Janet Reno set back innovation 10 years
originally posted at Perri Nelson’s Website
A lot of people like to claim that Microsoft doesn’t innovate. I think this Reuters article in the Washington Post proves them wrong. To get there though, you have to remember a little bit of history.
Do you all remember Janet Reno’s big anti-trust suit against Microsoft? I do. It affected the work I did directly. It wasn’t really about a monopoly at all, although that’s the way it appeared to have played out. What it was about was Netscape’s claim that by bundling the Internet Explorer browser with Windows 95 and Windows 98 Microsoft was taking over the browser market and shoving Netscape aside.
Never mind that both browsers were free. Never mind that Netscape’s browser was losing market share rapidly before Internet Explorer was bundled into the OS, because Internet Explorer 3.0 was actually a superior product to Netscape 3.0. Never mind that more and more web sites were “optimized for Internet Explorer”. Never mind that IBM had integrated a browser into OS2 Warp, or that Netscape was commonly bundled onto Windows computers by OEMs.
Anyway, the reasons for the anti-trust action aren’t the point of this post. The results are.
You see, one of the reasons that Microsoft integrated the browser into Windows at that time was because of a few innovative features. For example, HTML based help was a new feature of windows at the time, and Microsoft’s HTML based help was, quite naturally, optimized for Internet Explorer. It didn’t work as well with Netscape’s browser.
Another innovative feature was the Active Desktop. Sure, there were a few problems with the active desktop, but it was a very cool feature. With the Active Desktop, you could subscribe to XML based “channels” that kept “active” content on your desktop, including little widgets to track news headlines, stock portfolios and other items of interest.

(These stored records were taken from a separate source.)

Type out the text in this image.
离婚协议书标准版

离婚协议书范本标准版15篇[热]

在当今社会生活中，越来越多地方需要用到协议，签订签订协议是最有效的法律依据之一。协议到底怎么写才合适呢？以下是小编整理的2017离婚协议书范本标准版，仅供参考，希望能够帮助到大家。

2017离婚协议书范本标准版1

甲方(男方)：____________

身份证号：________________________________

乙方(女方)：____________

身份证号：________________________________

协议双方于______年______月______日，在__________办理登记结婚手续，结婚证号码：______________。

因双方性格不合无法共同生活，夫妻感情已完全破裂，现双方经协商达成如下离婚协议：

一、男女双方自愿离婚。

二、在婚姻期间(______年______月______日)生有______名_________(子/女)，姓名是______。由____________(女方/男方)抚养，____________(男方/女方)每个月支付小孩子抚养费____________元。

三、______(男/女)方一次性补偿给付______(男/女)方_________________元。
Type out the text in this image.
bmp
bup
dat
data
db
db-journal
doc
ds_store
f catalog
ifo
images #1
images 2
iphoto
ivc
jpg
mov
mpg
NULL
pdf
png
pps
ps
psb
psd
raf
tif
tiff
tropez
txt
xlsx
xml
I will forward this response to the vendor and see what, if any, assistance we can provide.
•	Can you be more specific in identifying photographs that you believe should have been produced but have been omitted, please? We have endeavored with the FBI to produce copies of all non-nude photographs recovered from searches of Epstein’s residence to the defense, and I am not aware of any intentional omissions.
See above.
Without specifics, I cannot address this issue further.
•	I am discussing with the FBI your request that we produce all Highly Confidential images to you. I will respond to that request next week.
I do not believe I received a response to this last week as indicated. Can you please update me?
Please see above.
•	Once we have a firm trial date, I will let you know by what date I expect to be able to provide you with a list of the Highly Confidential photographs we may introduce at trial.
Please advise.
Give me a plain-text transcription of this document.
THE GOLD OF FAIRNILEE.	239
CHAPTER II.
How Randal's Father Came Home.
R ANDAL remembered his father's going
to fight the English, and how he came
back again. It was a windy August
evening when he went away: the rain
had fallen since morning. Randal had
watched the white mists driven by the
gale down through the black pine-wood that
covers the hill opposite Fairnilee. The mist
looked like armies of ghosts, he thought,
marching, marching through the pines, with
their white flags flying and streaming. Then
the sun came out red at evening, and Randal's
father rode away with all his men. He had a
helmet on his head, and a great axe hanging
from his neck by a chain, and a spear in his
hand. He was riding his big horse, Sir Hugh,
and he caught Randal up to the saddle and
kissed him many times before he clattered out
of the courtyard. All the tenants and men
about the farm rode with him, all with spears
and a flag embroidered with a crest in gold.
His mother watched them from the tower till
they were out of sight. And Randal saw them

Thanks to the anti-trust action, Microsoft was forced to remove the Active Desktop feature from Windows, because it was based on Internet Explorer. That directly affected work I had been doing on Microsoft Site Server 3.0.
And let’s face the facts. It was a pretty innovative addition to the OS. With Windows Vista, the Windows Sidebar brings a little of that 20th century technology into the 21st century. Only now, almost a decade into the 21st century is that old technology coming back to the foreground…
NEW YORK (Reuters) - From tracking stock portfolios and mortgage rates to menstrual cycles and baby due dates, widgets are the latest Web wonder to hit desktops.
Widgets, or shortcut links downloaded to computer desktops, are gaining so much popularity that corporations are using them as a marketing tool.
“The user’s desktop is extremely valuable, it’s prime real estate,” said Paul Brody, Yahoo vice president of desktop products, in Sunnyvale, California.
Desktop widgets, also known as gadgets or modules, serve as short cuts to other Web sites. They are becoming very diverse, represented by pictures, logos and or even interactive games.
Yahoo recently launched Widgets 4 and has more than 4,300 widgets, many written by third parties but that include company-branded ones.
“If you have that application running there (on the desktop) all the time, from an advertiser and a brand’s perspective, that’s obviously an opportunity to connect with their key audiences,” said Brody.
Wigets allow the user to access information by desktop without opening a web browser.
…
There’s more to the article, go read it. Learn about all of the so-called new technology that’s coming to your desktop. When you do though, don’t think that this “new” technology is all that new. Microsoft, that company that supposedly can’t innovate, so it has to buy technology, came up with this one on its own in the 1990s.
The world is only now beginning to catch up to what Microsoft had back then.
Janet Reno and Netscape managed to set the world’s technology back 10 years.
Do we really want governments dictating what technology a company can create? Do the anti-trust lawyers in the U.S. and the E.U. really know how to do good software design?
I don’t think so. And I think that this little article is good evidence that they don’t.


On March 30, 2007 at 12:00 pm, Playin' Possum wrote:
"Do we really want governments dictating what technology a company can create?"
That’s not at issue here. The issue is the regulation what they can market and how. And the question has been answered, apparently. We’re stuck with a lot more onerous stuff than this. You start worrying about the over-regulation of herbal supplements and I’ll start worrying about billionaire Bill’s wonderful machine…
On March 30, 2007 at 12:09 pm, Perri Nelson wrote:
No, that’s exactly what’s at issue here. The entire point of this post is that by bringing this politically motivated, competitor sponsored action against Microsoft, Janet Reno and Netscape actually did set technology back by a full decade. If anti-trust actions are supposed to be for the benefit of consumers, this one most definitely backfired.